Юренев головой неопределенно мотнул, то ли соглашаясь, то ли спорить не желая.

– Ну, о Френкеле конкретно знаю я не более, чем в лагерях болтали. Что это он, дескать, придумал пайку. Дозировать по выполнению плана, то есть как бы всю систему рабского труда сочинил. Но только это чушь собачья. Память если моя старческая не подводит, году еще в двадцать каком-то Рыков, кажется, человек в их романтической банде не последний, делал большой доклад, что необходимо карательную политику усиливать, гайки затягивать, а принудительный труд ставить на условия, выгодные для государственного строительства. То есть на сдельщину, в зависимости от труда. Было ведь такое? Знаете?

Рубин кивнул нетерпеливо.

– Не более чем исполнителем он был, ваш Френкель, – брезгливо сказал Юренев. – И перемене моей позиции не удивляйтесь. Потому что ручку этой мясорубки вся страна крутила, славу эту исключительно себе не присваивайте. Впрочем, вы сказать что-то хотите?

– В книге Солженицына глава о Френкеле кончается страшной фразой, – Рубин волновался отчего-то, – страшной. Вот такого типа: дескать, думаю, что он ненавидел эту страну.

– Эк он возвеличил Френкеля, мразь эту! – презрительно поморщился Юренев. – Россию, батенька, ее Чаадаев мог ненавидеть. Русский гений. Потому что право имел. Обожал потому что. А эта ваша мелюзга дворовая, этот пес цепной, он ее ненавидеть никак не мог, не по душевному чину это ему, он ее мог разве что понимать. Только, извините, не в том смысле, что у Тютчева. А понимать, как жить в ней устроиться, как сытней и как безопасней. Вот и все. А то у вас тут, у евреев, какая-то скособоченная, уж извините, мания величия проявляется. Злодейского, но величия. Эка хватил: Френкель. Это для обывателя удобный миф, уютный весьма, мелкий очень, оттого и годится. Для аристотелей с конторским мышлением, которым главное – на кого вину спихнуть. Не умея постичь, не смея вину на себя взять – с радостью взять, ибо великая вина! – ищут они козла отпущения. А тут уж никого и не найдешь удобней, чем еврей привычный. А трагедия – она еще когда началась! С той гордости она началась, что необыкновенные мы, что, косясь и постораниваясь, дают нам дорогу другие народы и государства. И так далее. Узнаете? С гордости, что мы – Русь-тройка, это все началось, если хотите.

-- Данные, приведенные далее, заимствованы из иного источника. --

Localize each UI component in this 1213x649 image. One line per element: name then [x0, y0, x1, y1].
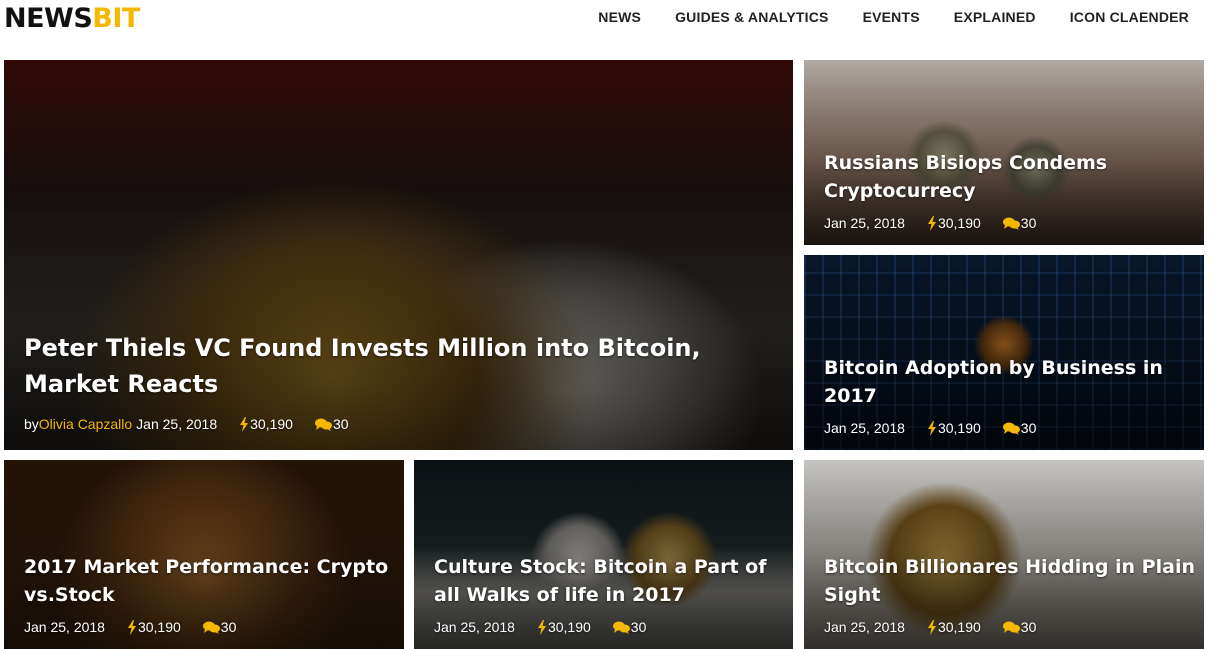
nav-item-icon-calendar[interactable]: ICON CLAENDER [1070, 9, 1189, 25]
chat-bubbles-icon [1002, 217, 1020, 230]
views-stat: 30,190 [927, 619, 981, 635]
comments-count: 30 [1020, 215, 1037, 231]
bolt-icon [127, 619, 136, 635]
bolt-icon [537, 619, 546, 635]
article-date: Jan 25, 2018 [824, 215, 905, 231]
comments-count: 30 [332, 416, 349, 432]
article-date: Jan 25, 2018 [434, 619, 515, 635]
comments-stat: 30 [612, 619, 647, 635]
article-title[interactable]: Russians Bisiops Condems Cryptocurrecy [824, 149, 1198, 205]
chat-bubbles-icon [202, 621, 220, 634]
views-count: 30,190 [937, 619, 981, 635]
views-stat: 30,190 [239, 416, 293, 432]
nav-item-guides-analytics[interactable]: GUIDES & ANALYTICS [675, 9, 828, 25]
author-link[interactable]: Olivia Capzallo [39, 416, 132, 432]
chat-bubbles-icon [1002, 422, 1020, 435]
chat-bubbles-icon [1002, 621, 1020, 634]
article-date: Jan 25, 2018 [136, 416, 218, 432]
views-count: 30,190 [937, 420, 981, 436]
comments-stat: 30 [202, 619, 237, 635]
views-stat: 30,190 [927, 420, 981, 436]
article-card[interactable]: Bitcoin Billionares Hidding in Plain Sig… [804, 460, 1204, 649]
article-meta: Jan 25, 2018 30,190 30 [24, 619, 398, 635]
featured-article-card[interactable]: Peter Thiels VC Found Invests Million in… [4, 60, 793, 450]
chat-bubbles-icon [612, 621, 630, 634]
comments-count: 30 [1020, 619, 1037, 635]
views-stat: 30,190 [127, 619, 181, 635]
views-count: 30,190 [250, 416, 293, 432]
article-meta: Jan 25, 2018 30,190 30 [434, 619, 787, 635]
comments-stat: 30 [1002, 215, 1037, 231]
article-card[interactable]: 2017 Market Performance: Crypto vs.Stock… [4, 460, 404, 649]
site-logo[interactable]: NEWSBIT [4, 2, 140, 36]
comments-count: 30 [220, 619, 237, 635]
bolt-icon [927, 215, 936, 231]
article-title[interactable]: Bitcoin Adoption by Business in 2017 [824, 354, 1198, 410]
article-title[interactable]: Bitcoin Billionares Hidding in Plain Sig… [824, 553, 1198, 609]
article-date: Jan 25, 2018 [24, 619, 105, 635]
author-prefix: by [24, 416, 39, 432]
article-title[interactable]: Peter Thiels VC Found Invests Million in… [24, 330, 787, 402]
views-count: 30,190 [937, 215, 981, 231]
bolt-icon [927, 619, 936, 635]
nav-item-events[interactable]: EVENTS [863, 9, 920, 25]
views-stat: 30,190 [927, 215, 981, 231]
comments-stat: 30 [1002, 420, 1037, 436]
article-title[interactable]: 2017 Market Performance: Crypto vs.Stock [24, 553, 398, 609]
article-title[interactable]: Culture Stock: Bitcoin a Part of all Wal… [434, 553, 787, 609]
bolt-icon [927, 420, 936, 436]
article-card[interactable]: Culture Stock: Bitcoin a Part of all Wal… [414, 460, 793, 649]
site-header: NEWSBIT NEWS GUIDES & ANALYTICS EVENTS E… [0, 0, 1213, 60]
article-card[interactable]: Russians Bisiops Condems Cryptocurrecy J… [804, 60, 1204, 245]
chat-bubbles-icon [314, 418, 332, 431]
main-nav: NEWS GUIDES & ANALYTICS EVENTS EXPLAINED… [598, 9, 1189, 25]
views-count: 30,190 [137, 619, 181, 635]
bolt-icon [240, 416, 249, 432]
article-meta: Jan 25, 2018 30,190 30 [824, 619, 1198, 635]
views-count: 30,190 [547, 619, 591, 635]
article-meta: by Olivia Capzallo Jan 25, 2018 30,190 30 [24, 416, 787, 432]
article-meta: Jan 25, 2018 30,190 30 [824, 215, 1198, 231]
comments-stat: 30 [314, 416, 349, 432]
views-stat: 30,190 [537, 619, 591, 635]
nav-item-explained[interactable]: EXPLAINED [954, 9, 1036, 25]
logo-text-bit: BIT [92, 3, 140, 34]
comments-count: 30 [1020, 420, 1037, 436]
article-card[interactable]: Bitcoin Adoption by Business in 2017 Jan… [804, 255, 1204, 450]
comments-stat: 30 [1002, 619, 1037, 635]
article-meta: Jan 25, 2018 30,190 30 [824, 420, 1198, 436]
nav-item-news[interactable]: NEWS [598, 9, 641, 25]
comments-count: 30 [630, 619, 647, 635]
article-date: Jan 25, 2018 [824, 420, 905, 436]
article-date: Jan 25, 2018 [824, 619, 905, 635]
logo-text-news: NEWS [4, 3, 93, 34]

– Не понял, – признался Рубин. – Пока не понял.

– Прочитал недавно, – пояснил Юренев, – замечательную статью в провинциальном журнале. О писателе Юрии Олеше. Очень тонкий там один пассаж: дескать, не заметили мы, в чаду и угаре нашей гордости той борзой тройкой, что мчалась она не просто, а заложена была в бричку, а в ту бричку, в свою очередь, был заложен Чичиков. Вот он, дескать, в наш век примчался, вылез, огляделся и за дела принялся. Белинков фамилия автора. Тоже, мне рассказывали, много просидел.

– Я читал, – сказал Рубин недоуменно. – Только не пойму, о чем вы?

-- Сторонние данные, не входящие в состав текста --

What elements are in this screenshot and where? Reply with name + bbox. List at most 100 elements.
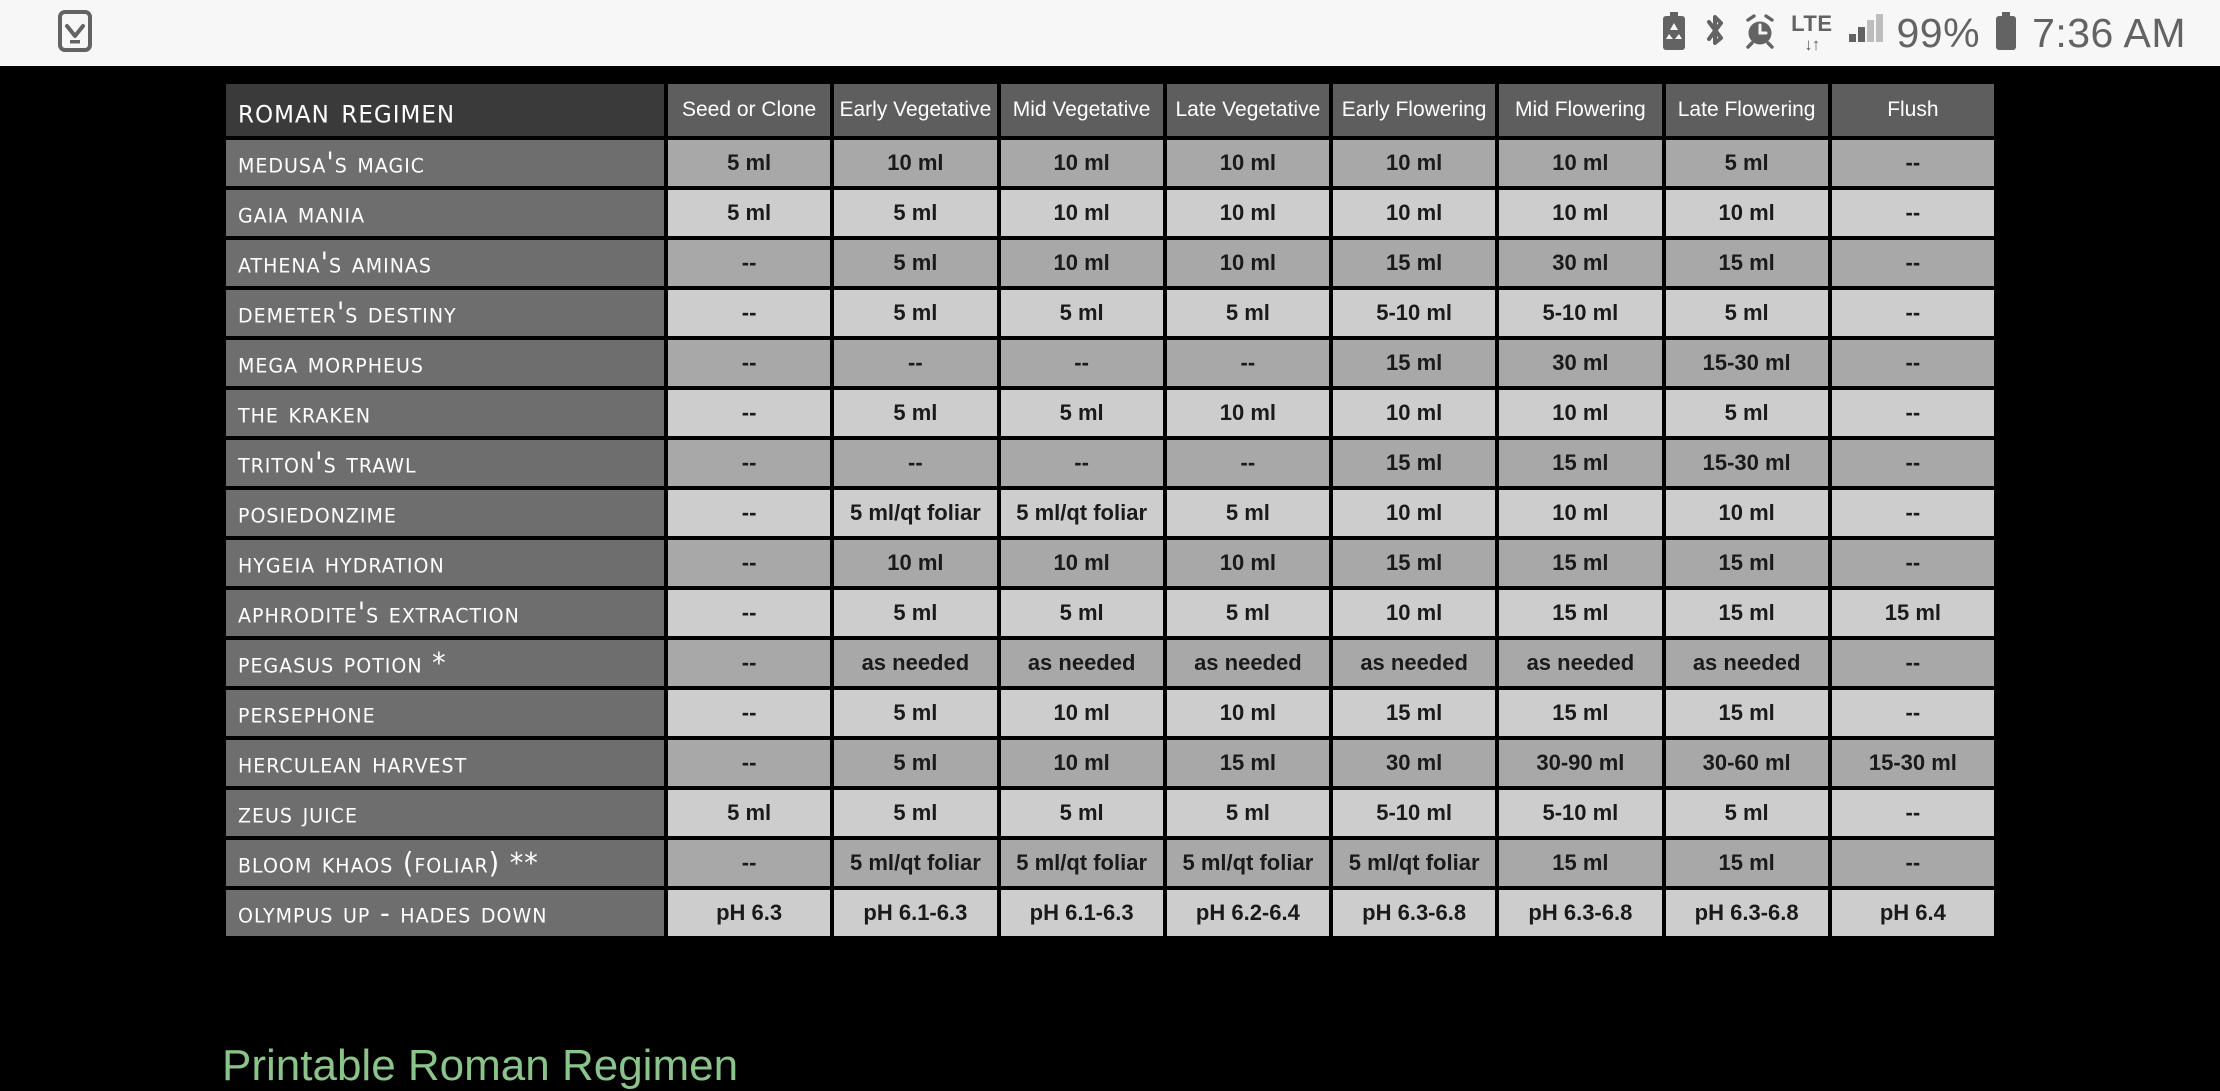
- table-cell: 10 ml: [1000, 140, 1163, 186]
- table-cell: --: [668, 290, 831, 336]
- table-cell: as needed: [1166, 640, 1329, 686]
- status-bar-left-icons: [58, 9, 92, 57]
- table-cell: 15 ml: [1831, 590, 1994, 636]
- table-cell: 15 ml: [1333, 440, 1496, 486]
- table-cell: 15 ml: [1166, 740, 1329, 786]
- lte-label: LTE: [1791, 11, 1833, 36]
- table-cell: pH 6.3-6.8: [1333, 890, 1496, 936]
- table-cell: 10 ml: [1499, 490, 1662, 536]
- lte-data-icon: LTE ↓↑: [1791, 11, 1833, 54]
- table-cell: --: [668, 840, 831, 886]
- table-cell: --: [1831, 390, 1994, 436]
- table-cell: 10 ml: [1000, 690, 1163, 736]
- table-body: Medusa's Magic 5 ml 10 ml 10 ml 10 ml 10 ml 10…: [226, 140, 1994, 936]
- table-cell: 10 ml: [1166, 240, 1329, 286]
- table-cell: 15 ml: [1665, 840, 1828, 886]
- table-cell: 30 ml: [1499, 240, 1662, 286]
- table-cell: 5 ml: [834, 590, 997, 636]
- table-cell: 30-90 ml: [1499, 740, 1662, 786]
- table-cell: 5 ml: [1000, 790, 1163, 836]
- table-cell: --: [668, 540, 831, 586]
- column-header-1: Seed or Clone: [668, 84, 831, 136]
- table-cell: --: [1831, 690, 1994, 736]
- table-cell: 5-10 ml: [1333, 790, 1496, 836]
- row-label-2: Gaia Mania: [226, 190, 664, 236]
- table-cell: --: [1831, 240, 1994, 286]
- table-cell: 10 ml: [1333, 140, 1496, 186]
- table-cell: as needed: [1333, 640, 1496, 686]
- page-content: Roman Regimen Seed or Clone Early Vegetati…: [0, 66, 2220, 1090]
- table-row: Persephone -- 5 ml 10 ml 10 ml 15 ml 15 ml 15 m…: [226, 690, 1994, 736]
- table-cell: 10 ml: [1499, 390, 1662, 436]
- row-label-4: Demeter's Destiny: [226, 290, 664, 336]
- table-row: Herculean Harvest -- 5 ml 10 ml 15 ml 30 ml 30…: [226, 740, 1994, 786]
- row-label-text: Zeus Juice: [238, 796, 358, 830]
- roman-regimen-table: Roman Regimen Seed or Clone Early Vegetati…: [222, 80, 1998, 940]
- table-title-text: Roman Regimen: [238, 89, 456, 131]
- table-cell: 5 ml/qt foliar: [1166, 840, 1329, 886]
- column-header-2: Early Vegetative: [834, 84, 997, 136]
- table-row: Gaia Mania 5 ml 5 ml 10 ml 10 ml 10 ml 10 ml 10…: [226, 190, 1994, 236]
- table-cell: 15 ml: [1333, 340, 1496, 386]
- table-cell: 10 ml: [1166, 690, 1329, 736]
- table-cell: --: [668, 640, 831, 686]
- battery-icon: [1994, 11, 2018, 55]
- table-cell: 5 ml: [668, 190, 831, 236]
- table-cell: 15 ml: [1333, 240, 1496, 286]
- table-cell: --: [1831, 540, 1994, 586]
- table-row: Zeus Juice 5 ml 5 ml 5 ml 5 ml 5-10 ml 5-10 ml…: [226, 790, 1994, 836]
- table-cell: 5 ml: [834, 790, 997, 836]
- table-cell: 10 ml: [1333, 190, 1496, 236]
- table-cell: 5 ml/qt foliar: [834, 490, 997, 536]
- table-cell: 10 ml: [1665, 490, 1828, 536]
- row-label-text: Gaia Mania: [238, 196, 366, 230]
- table-cell: 5 ml: [1665, 790, 1828, 836]
- table-cell: 5 ml/qt foliar: [1333, 840, 1496, 886]
- table-cell: --: [1000, 440, 1163, 486]
- table-cell: --: [834, 440, 997, 486]
- row-label-13: Herculean Harvest: [226, 740, 664, 786]
- table-cell: 5 ml: [834, 190, 997, 236]
- table-cell: 5 ml: [1665, 140, 1828, 186]
- table-cell: pH 6.1-6.3: [834, 890, 997, 936]
- notification-checklist-icon: [58, 9, 92, 57]
- row-label-6: The Kraken: [226, 390, 664, 436]
- status-bar: LTE ↓↑ 99% 7:36 AM: [0, 0, 2220, 66]
- table-cell: 5 ml: [1665, 290, 1828, 336]
- table-cell: 5 ml/qt foliar: [1000, 840, 1163, 886]
- table-cell: --: [1831, 640, 1994, 686]
- table-cell: --: [1831, 440, 1994, 486]
- table-row: Athena's Aminas -- 5 ml 10 ml 10 ml 15 ml 30 m…: [226, 240, 1994, 286]
- table-cell: 10 ml: [834, 140, 997, 186]
- row-label-1: Medusa's Magic: [226, 140, 664, 186]
- battery-percent-label: 99%: [1896, 9, 1981, 56]
- table-cell: 5 ml: [1000, 290, 1163, 336]
- table-row: The Kraken -- 5 ml 5 ml 10 ml 10 ml 10 ml 5 ml -…: [226, 390, 1994, 436]
- table-row: Posiedonzime -- 5 ml/qt foliar 5 ml/qt foli…: [226, 490, 1994, 536]
- table-row: Triton's Trawl -- -- -- -- 15 ml 15 ml 15-30 ml…: [226, 440, 1994, 486]
- column-header-4: Late Vegetative: [1166, 84, 1329, 136]
- row-label-text: Triton's Trawl: [238, 446, 417, 480]
- table-cell: pH 6.3-6.8: [1665, 890, 1828, 936]
- row-label-text: Athena's Aminas: [238, 246, 432, 280]
- row-label-3: Athena's Aminas: [226, 240, 664, 286]
- table-cell: --: [1000, 340, 1163, 386]
- row-label-5: Mega Morpheus: [226, 340, 664, 386]
- table-cell: 15-30 ml: [1831, 740, 1994, 786]
- table-cell: pH 6.1-6.3: [1000, 890, 1163, 936]
- table-cell: 15 ml: [1499, 590, 1662, 636]
- printable-roman-regimen-link[interactable]: Printable Roman Regimen: [222, 1041, 738, 1091]
- table-cell: 30 ml: [1333, 740, 1496, 786]
- table-cell: 15 ml: [1333, 540, 1496, 586]
- table-cell: 15 ml: [1665, 540, 1828, 586]
- table-cell: pH 6.2-6.4: [1166, 890, 1329, 936]
- table-cell: 30-60 ml: [1665, 740, 1828, 786]
- row-label-text: The Kraken: [238, 396, 372, 430]
- table-cell: --: [668, 240, 831, 286]
- table-cell: 15 ml: [1499, 440, 1662, 486]
- row-label-text: Posiedonzime: [238, 496, 397, 530]
- table-cell: 5 ml/qt foliar: [834, 840, 997, 886]
- table-cell: 5-10 ml: [1333, 290, 1496, 336]
- table-row: Pegasus Potion * -- as needed as needed as n…: [226, 640, 1994, 686]
- table-cell: as needed: [1000, 640, 1163, 686]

– А не спешите, мы довольно мчались, – ответствовал Юренев нарочито медленно и долил чая в пиалы. – Образ этот, наблюдение, верней, – очень уместно для сегодняшнего времени, когда все жрут, и снова хватают, и опять воруют, даже прожевать не успевают как следует, разве что чавкают по возможности негромко, чтобы внимание к себе не привлечь. В этом смысле замечательно точно вставлено про Чичикова в статье. Только раньше этого, батенька, с самой тройкой чисто гоголевское преображение произошло. Страшное и колдовское, если хотите.

Юренев сидел выпрямившись, высоко возвышаясь над столом, кисти рук его с длинными пальцами, загорелые, а может просто старческой желтизной отливающие, ровно лежали на клеенке, неподвижное и мятое худое лицо озарялось очень живыми серыми глазами. Он вот так и лечит, должно быть, подумал Рубин, и попробуй не поверить ему.

– Превратилась эта тройка российская, страну влекущая с неодолимой силой и очарованием скорости, – в тройку особого совещания! ОСО! Слышали, небось, такое?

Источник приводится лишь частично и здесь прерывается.